Kavala, Avrupa İnsan Hakları Mahkemesi ve Anayasa Mahkemesi’nin, Türkiye’deki hak ihlallerine ilişkin tespitlerinin çoğunun yanlış veya eksik delillerle yapılan tutuklamalar ve mahkûmiyet kararlarıyla ilgili olduğunu belirtti:
“Durumu daha vahim hale getiren, yerel mahkemelerin bu tespitleri dikkate almamaları; zan ve tahmin üzerinden verilmiş kararları gözden geçirmeyi reddetmeleridir.”
“İHLALİN GİDERİLMESİNE DİRENEN YARGISAL TAVIR, İHLALİN KENDİSİNDEN DAHA AĞIR BİR HUKUKSUZLUK YARATIYOR”
Yargıtay Başkanı Ömer Kerkez’in AYM kararlarına uyulması gerektiğine dair ifadelerini hatırlatan Kavala, hukuk devletinin devamı için yüksek yargı kararlarının bağlayıcılığına vurgu yaptı:
“Sayın Yargıtay Başkanı’nın ifade ettiği gibi, ihlalin giderilmesinde ayak diremek, ihlali yaratan tasarruftan daha ağır bir hukuksuzluk yaratmaktadır. Bu tutum, Anayasa hükümlerine aykırı olduğu gibi hukukun evrensel ilkelerinin özünü zedelemektedir.”

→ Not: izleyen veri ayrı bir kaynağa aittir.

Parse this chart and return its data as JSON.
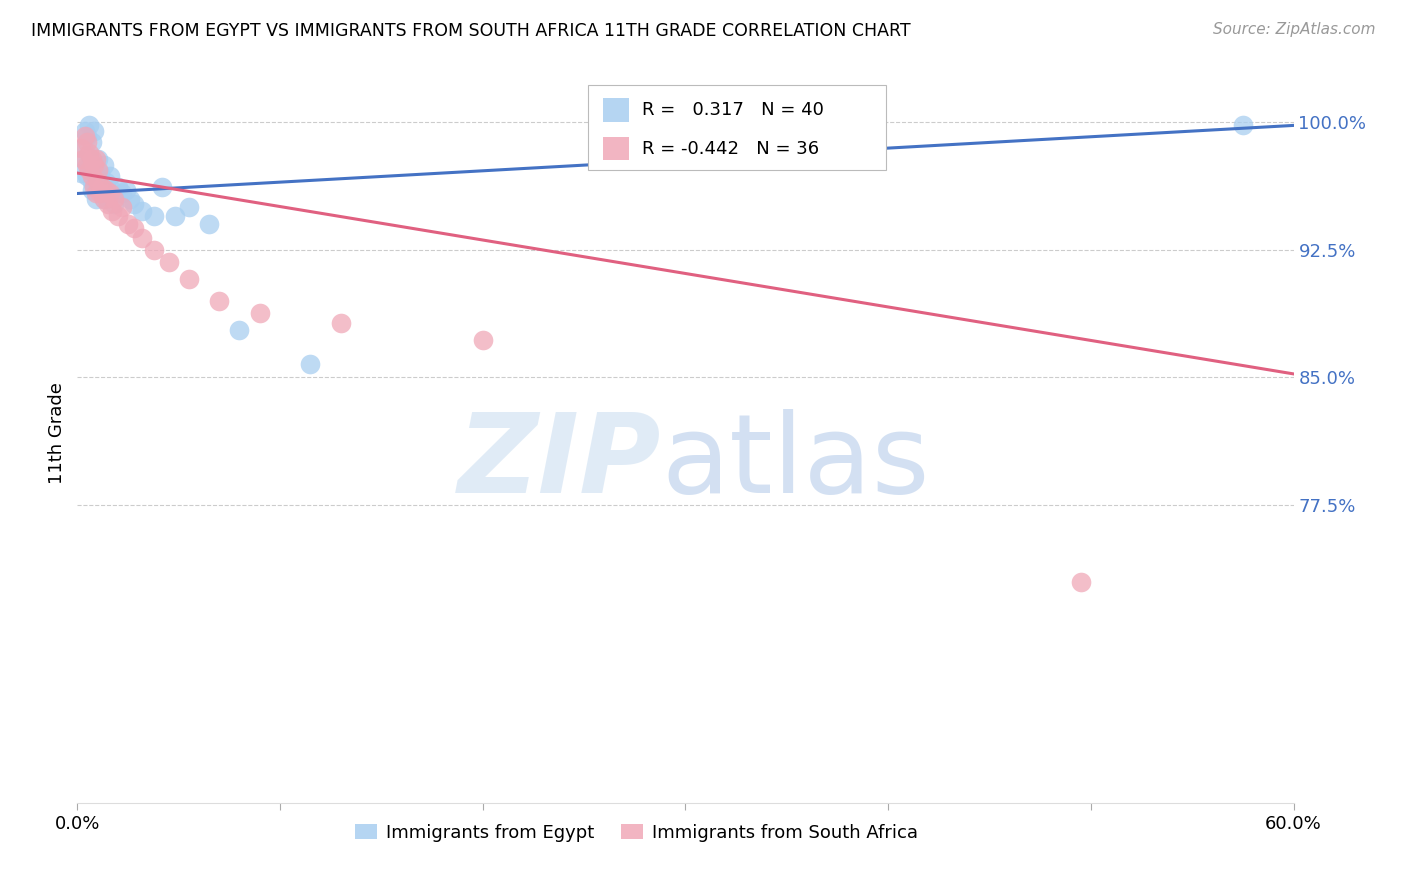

2 bin 961 hapiste tutulan Kavala'nın açıklaması şöyle:
"MHP Genel Başkan Yardımcısı Sayın Feti Yıldız, hukukun evrensel ilke ve esaslarına bağlı kalmanın önemini vurguladıgı son açıklamasında, yanlış delille doğru sonuca ulaşılamayacağını, bu tür delillerle yapılacak suç ispatlarının zan ve tahminden ibaret kalacağını hatırlatmıştır.
Bu uyarı Ceza Mahkemesinde yaşanan ağır insan hakları ihlallerine yol açan temel sorunla doğrudan ilgilidir.
Evrensel hukuk ilkelerine göre bireyin insan haklarını korumakla yükümlü olan Avrupa İnsan Hakları Mahkemesi ve AYM'nin ihlal tespitlerinin büyük bölümü, yanlış veya eksik delillerle yapılan tutuklamalar, verilen mahkumiyet kararlarıyla ilgilidir. Durumu daha vahim hale getiren, yerel mahkemelerin bu tespitler' dikkate almamaları, zan ve tahmin üzerinden verilmiş kararları gözden geçirmeyi kabul etmemeleridir.
Sayın Yargıtay Başkanı'nın ifade etmiş olduğu gibi, ihlalin giderilmesinde ayak diremek ihlali yaratan yargısal tasarruftan daha ağır bir hukuksuzluk yaratmakta. Anayasa hükümlerine aykırılık teşkil eden bu davranış, hukukun evrensel ilkelerinin daha esastan ihlali anlamına da gelmektedir."